By Donna Westfall – February 18, 2017 –
One of the most important people of the 20th and 21st century has died. Norma McCorvey, whose legal challenge under the pseudonym “Jane Roe” led to the U.S. Supreme Court’s landmark decision that legalized abortion but who later became an outspoken opponent of the procedure, died Saturday, February 18, 2017.
The year was 1969. It was Texas. Norma was unmarried, unemployed and pregnant for the third time. She wanted an abortion. Texas only allowed abortions to save the life of the mother. Her case went before the Supreme Court and thus the 1973 Roe v Wade decision that was handed down.
She gave birth to a daughter and that child was given up for adoption. Later in life, decades later, she became pro-life and anti-abortion even in the most extreme cases.
What most people don’t know is that Norma was a lesbian until her conversion to Christianity and then to Roman Catholicism. In her younger years, she married at 16, separated shortly after, discovered she was pregnant and that child was taken by her mother.
During her third pregnancy, she said she had been raped. She lied. She couldn’t afford to travel to another state that allowed a legal abortion. She was the perfect candidate for testing the law.
In 1997, she formed her own group, Roe No More Ministry, and traveled around the U.S. speaking out against abortion. In 2005, the Supreme Court rejected a challenge by McCorvey to the 1973 Roe v. Wade ruling.
59 million plus abortions have been performed in the United States since Roe v Wade. I call this the American Holocaust. I predict the law will be amended and hope that with the changes by the Supreme Court, abortion is not going to become illegal, but rather that educating our girls and women to birth control will become paramount so that abortion isn’t used as birth control any longer.
So girls and women should be educated about birth control? But boys and men, not so much? Good Lord, woman. Put on your thinking cap.
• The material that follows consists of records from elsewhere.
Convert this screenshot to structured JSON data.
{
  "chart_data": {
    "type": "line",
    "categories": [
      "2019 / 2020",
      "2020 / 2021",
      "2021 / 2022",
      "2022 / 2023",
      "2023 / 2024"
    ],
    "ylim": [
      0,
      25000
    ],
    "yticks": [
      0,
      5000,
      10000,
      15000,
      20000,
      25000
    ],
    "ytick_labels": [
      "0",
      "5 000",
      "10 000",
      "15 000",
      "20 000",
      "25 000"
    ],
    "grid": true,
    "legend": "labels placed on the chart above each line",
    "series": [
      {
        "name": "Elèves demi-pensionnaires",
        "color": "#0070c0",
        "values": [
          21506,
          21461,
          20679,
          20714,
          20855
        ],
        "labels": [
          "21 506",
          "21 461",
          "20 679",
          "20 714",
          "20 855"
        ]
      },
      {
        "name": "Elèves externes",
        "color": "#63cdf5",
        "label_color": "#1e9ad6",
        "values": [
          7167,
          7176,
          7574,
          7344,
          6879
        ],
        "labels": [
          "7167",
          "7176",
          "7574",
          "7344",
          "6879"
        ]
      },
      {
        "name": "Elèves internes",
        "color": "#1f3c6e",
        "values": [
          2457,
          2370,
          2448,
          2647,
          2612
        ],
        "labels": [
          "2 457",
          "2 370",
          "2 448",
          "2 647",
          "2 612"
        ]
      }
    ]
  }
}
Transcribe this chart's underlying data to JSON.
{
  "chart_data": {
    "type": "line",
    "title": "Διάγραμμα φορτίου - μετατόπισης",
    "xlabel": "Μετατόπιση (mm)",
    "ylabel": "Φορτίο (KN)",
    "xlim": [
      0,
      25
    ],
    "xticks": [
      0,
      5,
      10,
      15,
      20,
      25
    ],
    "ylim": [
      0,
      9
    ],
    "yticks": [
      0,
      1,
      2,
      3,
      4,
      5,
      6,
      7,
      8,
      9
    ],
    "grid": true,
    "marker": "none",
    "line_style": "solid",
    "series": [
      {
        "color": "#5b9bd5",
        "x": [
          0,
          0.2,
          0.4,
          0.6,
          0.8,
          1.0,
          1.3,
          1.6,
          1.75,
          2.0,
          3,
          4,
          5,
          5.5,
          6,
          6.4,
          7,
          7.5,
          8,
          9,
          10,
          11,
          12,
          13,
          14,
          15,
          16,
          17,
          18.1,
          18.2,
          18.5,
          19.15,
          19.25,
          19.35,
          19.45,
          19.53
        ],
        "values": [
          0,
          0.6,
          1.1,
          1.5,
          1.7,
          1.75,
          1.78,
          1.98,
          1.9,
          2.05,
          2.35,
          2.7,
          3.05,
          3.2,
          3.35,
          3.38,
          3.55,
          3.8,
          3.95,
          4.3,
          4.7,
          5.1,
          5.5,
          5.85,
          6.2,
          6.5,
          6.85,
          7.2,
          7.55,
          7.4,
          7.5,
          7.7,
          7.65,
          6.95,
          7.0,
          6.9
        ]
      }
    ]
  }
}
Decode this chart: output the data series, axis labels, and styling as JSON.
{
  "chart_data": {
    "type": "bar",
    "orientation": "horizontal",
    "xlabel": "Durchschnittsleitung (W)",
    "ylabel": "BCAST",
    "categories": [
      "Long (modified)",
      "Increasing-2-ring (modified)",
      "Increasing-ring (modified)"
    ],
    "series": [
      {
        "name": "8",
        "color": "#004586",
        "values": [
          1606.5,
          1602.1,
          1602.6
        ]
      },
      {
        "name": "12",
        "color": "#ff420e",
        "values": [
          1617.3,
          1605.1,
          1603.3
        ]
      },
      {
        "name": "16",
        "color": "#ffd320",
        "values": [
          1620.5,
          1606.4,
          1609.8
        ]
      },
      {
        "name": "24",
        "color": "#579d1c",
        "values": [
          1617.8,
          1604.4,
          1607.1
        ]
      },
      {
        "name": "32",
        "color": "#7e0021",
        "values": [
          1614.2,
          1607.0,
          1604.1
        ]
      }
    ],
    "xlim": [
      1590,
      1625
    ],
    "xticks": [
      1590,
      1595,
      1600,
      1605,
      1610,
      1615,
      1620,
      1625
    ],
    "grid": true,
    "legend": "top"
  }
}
Nice constructive comment, Paul, of course, a snide comment like “put on your thinking cap” was not meant to be constructive, was it? Knowing the author, I am quite sure she would agree that men need to be educated as well; however, she likely was referring to what happens after a woman finds herself in the family way when educating men is a bit late. Women might find education about abortion valuable when going forward with the decision of giving birth or having an abortion. I think the author was most likely referring to that. What say you, Paul?????